How about a job which suits your 'travel-craze.' A job that is flying around the globe visiting different places. If you think it's is impossible, then you need to check out the cool 'Travel-Job' story below.

While other students of Santiago University took up more conventional jobs, he took up a job that would let him circle the globe. This student, Felipe Neira signed up to be a seasonal flight attendant.

The BBC World reports, that in his early-20s then, he got his first taste of the wider world. Flying abroad and living out of a suitcase was a lifestyle he could get used to.

"When I graduated from college I looked for a job that would allow me to continue travelling," Neira said. He was an export manager for Concha y Toro, Latin America's largest wine producer who travelled seven years representing the brand in Sub-Saharan Africa and eventually landing in Stockholm as the commercial director of its Nordic division.

Neira now works for the Baltic region's largest wine importer, Global Wine House, as a managing director overseeing the Chilean portfolio. He meets the Chilean winemakers to develop new lines for Europe. He launched six new Chilean wines in 2015 and plans to release another three in 2016 in the supermarkets of nearly two-dozen European nations.

His one foot is in his native Chile and another in Europe, the continent where he's spent much of his adult life. He travels across the Atlantic from his chosen home base in Berlin to Santiago five times per year for up to 10 days at a time and to the company's headquarters in Tallinn, Estonia, where he spends one week every month. Add in the monthly trips within Europe for market checkups, educational sessions and relationship-building, and Neira is on the road up to 20 weeks each year, racking up about 350,000 air travel miles in the process.

Learning to trust

Neira explains "the trust system in Europe is something that is very foreign to us in South America" when he found his lost bag in the same train where he had left. He had filed a complaint since the bag contained his passport, laptop and 2,000 euros ($2,276) which he left in his cabin on a train from Oslo Airport to the Norwegian capital.

 "In Chile we are very cautious in the way we conduct business with regards to whom we trust and who we don't," he said, "but in much of Europe they start by trusting you automatically." That's led him to begin meetings with business partners from a position of faith - rather than scepticism -in their abilities.

Another difference the Chilean learned on the job: when to be polite and when to be straightforward. "In South America we don't say 'no'. We'll say 'maybe', 'yes' or 'let's talk about this later' when we really mean 'no'," he said. "We think we're being polite by doing this, but ... there is no space for that kind of indirect talk in Europe."

Neira has also found his recent work in Eastern Europe to be a lot more confrontational than he was used to in Scandinavia. "A small issue can turn into a big fight where there's shouting and you feel that a business partner will completely break off the relationship," he explained. "But then you learn that that's just the way they do stuff. They like to scare you and put you in these really challenging positions to see how far you'll go."

The Reality of Travelling

As it turns out, the travelling life he once dreamed of isn't nearly as glamorous in practice, said Neira.

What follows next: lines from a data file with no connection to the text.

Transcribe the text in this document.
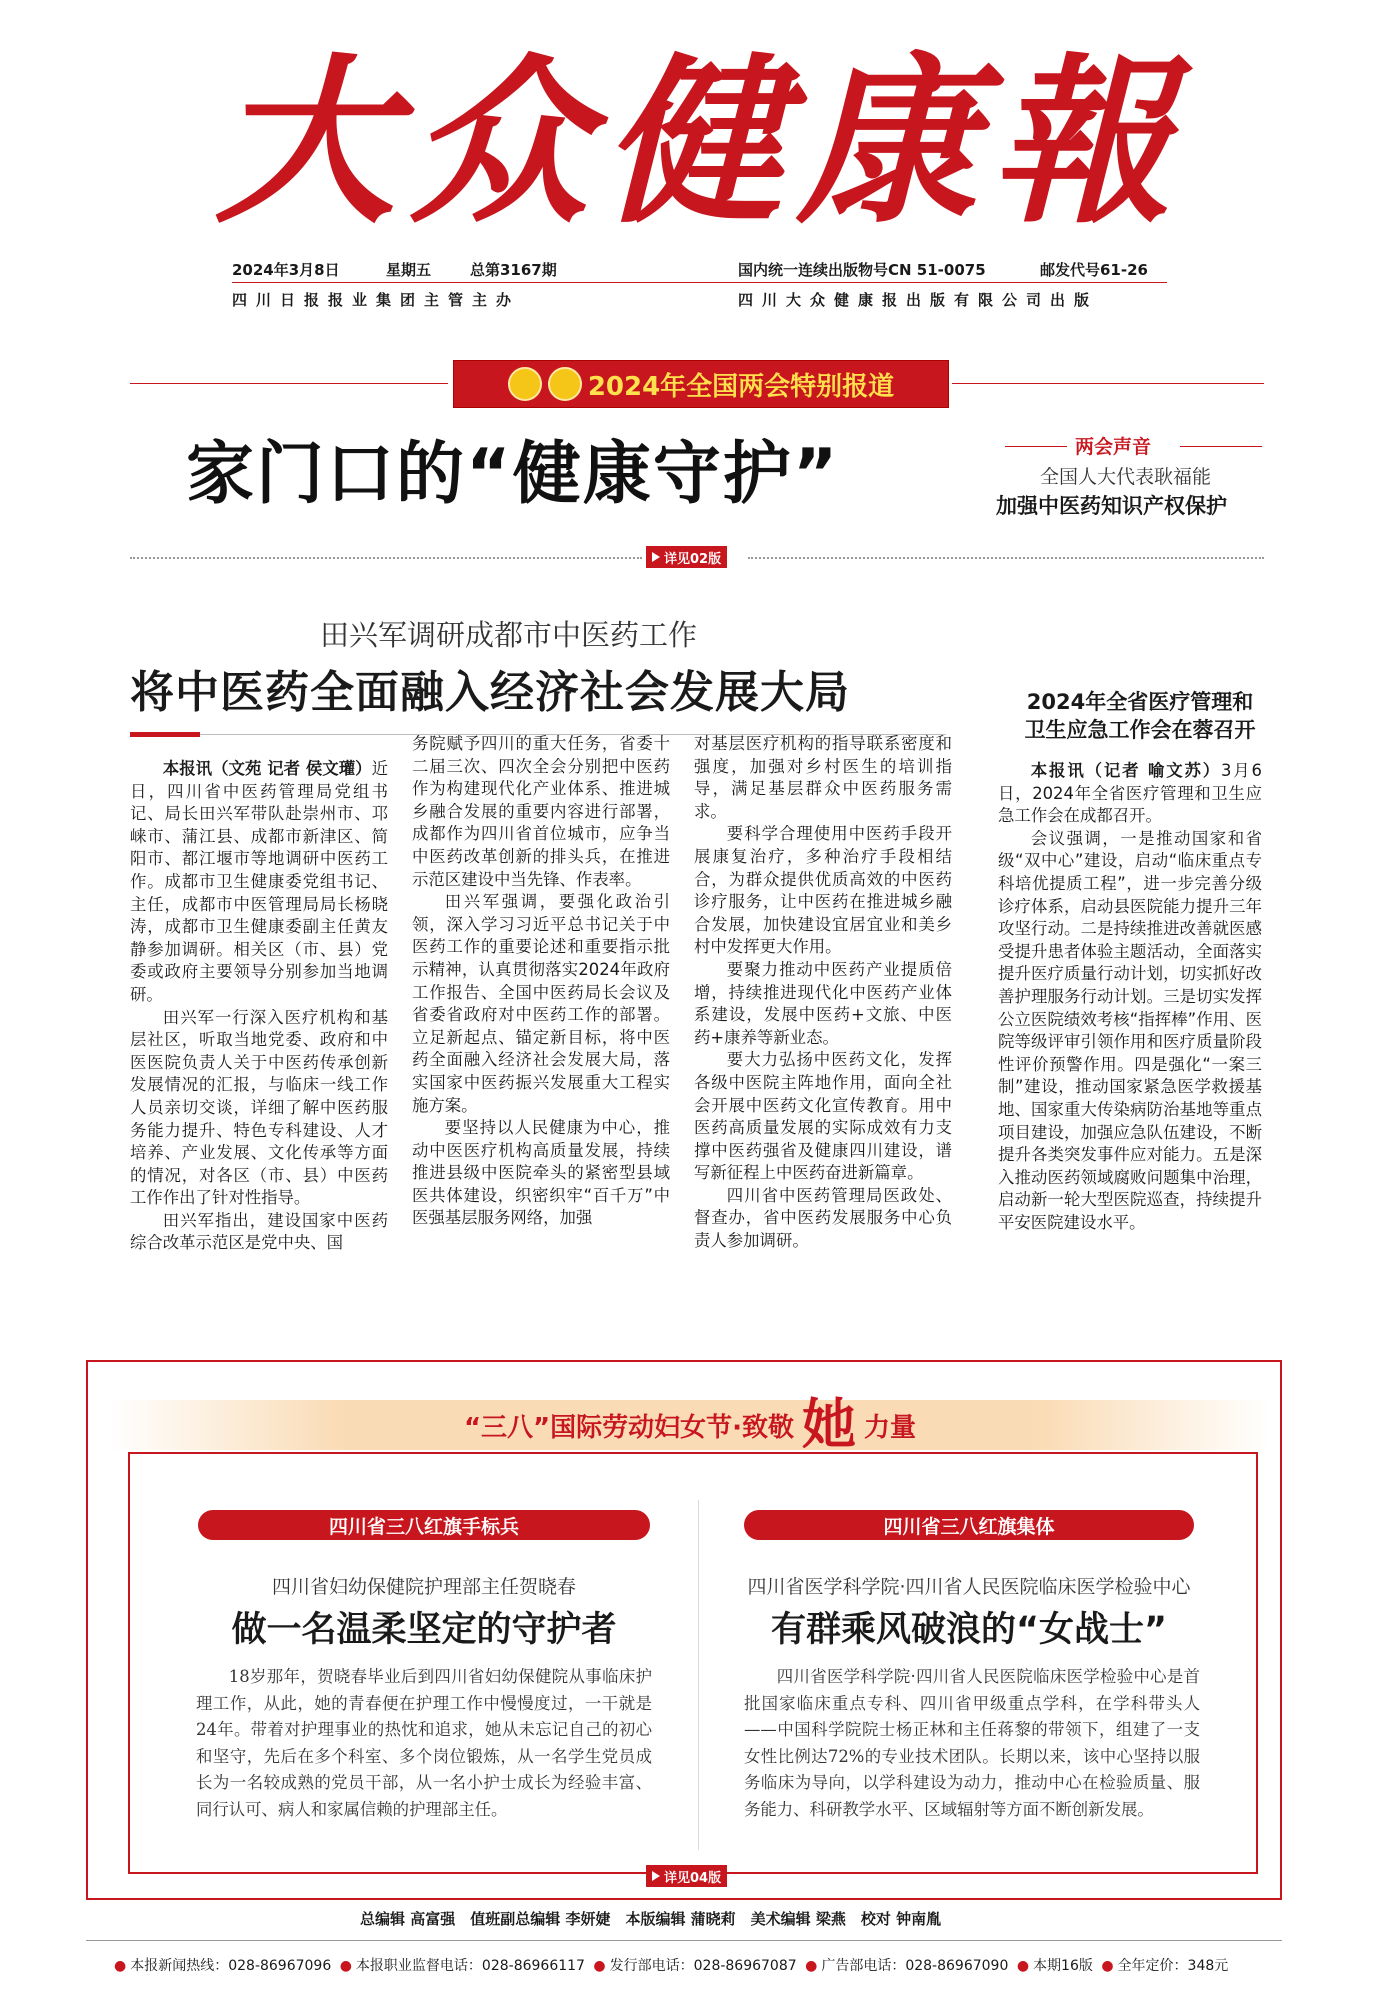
大众健康報
2024年3月8日	星期五	总第3167期	国内统一连续出版物号CN 51-0075	邮发代号61-26
四川日报报业集团主管主办	四川大众健康报出版有限公司出版
2024年全国两会特别报道
家门口的“健康守护”	两会声音
全国人大代表耿福能
加强中医药知识产权保护
详见02版
田兴军调研成都市中医药工作
将中医药全面融入经济社会发展大局

本报讯（文苑 记者 侯文瓘）近日，四川省中医药管理局党组书记、局长田兴军带队赴崇州市、邛崃市、蒲江县、成都市新津区、简阳市、都江堰市等地调研中医药工作。成都市卫生健康委党组书记、主任，成都市中医管理局局长杨晓涛，成都市卫生健康委副主任黄友静参加调研。相关区（市、县）党委或政府主要领导分别参加当地调研。

田兴军一行深入医疗机构和基层社区，听取当地党委、政府和中医医院负责人关于中医药传承创新发展情况的汇报，与临床一线工作人员亲切交谈，详细了解中医药服务能力提升、特色专科建设、人才培养、产业发展、文化传承等方面的情况，对各区（市、县）中医药工作作出了针对性指导。

田兴军指出，建设国家中医药综合改革示范区是党中央、国

务院赋予四川的重大任务，省委十二届三次、四次全会分别把中医药作为构建现代化产业体系、推进城乡融合发展的重要内容进行部署，成都作为四川省首位城市，应争当中医药改革创新的排头兵，在推进示范区建设中当先锋、作表率。

田兴军强调，要强化政治引领，深入学习习近平总书记关于中医药工作的重要论述和重要指示批示精神，认真贯彻落实2024年政府工作报告、全国中医药局长会议及省委省政府对中医药工作的部署。立足新起点、锚定新目标，将中医药全面融入经济社会发展大局，落实国家中医药振兴发展重大工程实施方案。

要坚持以人民健康为中心，推动中医医疗机构高质量发展，持续推进县级中医院牵头的紧密型县域医共体建设，织密织牢“百千万”中医强基层服务网络，加强

对基层医疗机构的指导联系密度和强度，加强对乡村医生的培训指导，满足基层群众中医药服务需求。

要科学合理使用中医药手段开展康复治疗，多种治疗手段相结合，为群众提供优质高效的中医药诊疗服务，让中医药在推进城乡融合发展，加快建设宜居宜业和美乡村中发挥更大作用。

要聚力推动中医药产业提质倍增，持续推进现代化中医药产业体系建设，发展中医药+文旅、中医药+康养等新业态。

要大力弘扬中医药文化，发挥各级中医院主阵地作用，面向全社会开展中医药文化宣传教育。用中医药高质量发展的实际成效有力支撑中医药强省及健康四川建设，谱写新征程上中医药奋进新篇章。

四川省中医药管理局医政处、督查办，省中医药发展服务中心负责人参加调研。

2024年全省医疗管理和
卫生应急工作会在蓉召开

本报讯（记者 喻文苏）3月6日，2024年全省医疗管理和卫生应急工作会在成都召开。

会议强调，一是推动国家和省级“双中心”建设，启动“临床重点专科培优提质工程”，进一步完善分级诊疗体系，启动县医院能力提升三年攻坚行动。二是持续推进改善就医感受提升患者体验主题活动，全面落实提升医疗质量行动计划，切实抓好改善护理服务行动计划。三是切实发挥公立医院绩效考核“指挥棒”作用、医院等级评审引领作用和医疗质量阶段性评价预警作用。四是强化“一案三制”建设，推动国家紧急医学救援基地、国家重大传染病防治基地等重点项目建设，加强应急队伍建设，不断提升各类突发事件应对能力。五是深入推动医药领域腐败问题集中治理，启动新一轮大型医院巡查，持续提升平安医院建设水平。

“三八”国际劳动妇女节·致敬 她 力量
四川省三八红旗手标兵
四川省妇幼保健院护理部主任贺晓春
做一名温柔坚定的守护者

18岁那年，贺晓春毕业后到四川省妇幼保健院从事临床护理工作，从此，她的青春便在护理工作中慢慢度过，一干就是24年。带着对护理事业的热忱和追求，她从未忘记自己的初心和坚守，先后在多个科室、多个岗位锻炼，从一名学生党员成长为一名较成熟的党员干部，从一名小护士成长为经验丰富、同行认可、病人和家属信赖的护理部主任。

四川省三八红旗集体
四川省医学科学院·四川省人民医院临床医学检验中心
有群乘风破浪的“女战士”

四川省医学科学院·四川省人民医院临床医学检验中心是首批国家临床重点专科、四川省甲级重点学科，在学科带头人——中国科学院院士杨正林和主任蒋黎的带领下，组建了一支女性比例达72%的专业技术团队。长期以来，该中心坚持以服务临床为导向，以学科建设为动力，推动中心在检验质量、服务能力、科研教学水平、区域辐射等方面不断创新发展。

详见04版
总编辑 高富强　值班副总编辑 李妍婕　本版编辑 蒲晓莉　美术编辑 梁燕　校对 钟南胤
● 本报新闻热线：028-86967096 ● 本报职业监督电话：028-86966117 ● 发行部电话：028-86967087 ● 广告部电话：028-86967090 ● 本期16版 ● 全年定价：348元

 "The reality of many of these trips is that you're just office-hopping," he said. "My friends don't believe me, but going to Prague, Oslo, Madrid or wherever, it doesn't really matter anymore because you go to the airport, get in a taxi, go to the office, go back to the hotel, go back to the airport and off to the next destination."

Neira goes back to the same hotels time and again because having a familiar atmosphere can save time and effort. That's helped him not feel like he's always starting from scratch looking for the nearest restaurants or scoping out routes to get to and from meetings.

In places like Estonia, which have become like a second home, Neira said he frequents the hotel gym, goes to the movies and hangs out with some friends he's developed over the years. This helps him maintain continuity in his travelling life. When he's back in Santiago he'll often stay with friends or family - instead of a hotel - so that he doesn't lose touch with the people who've known him since he was a child.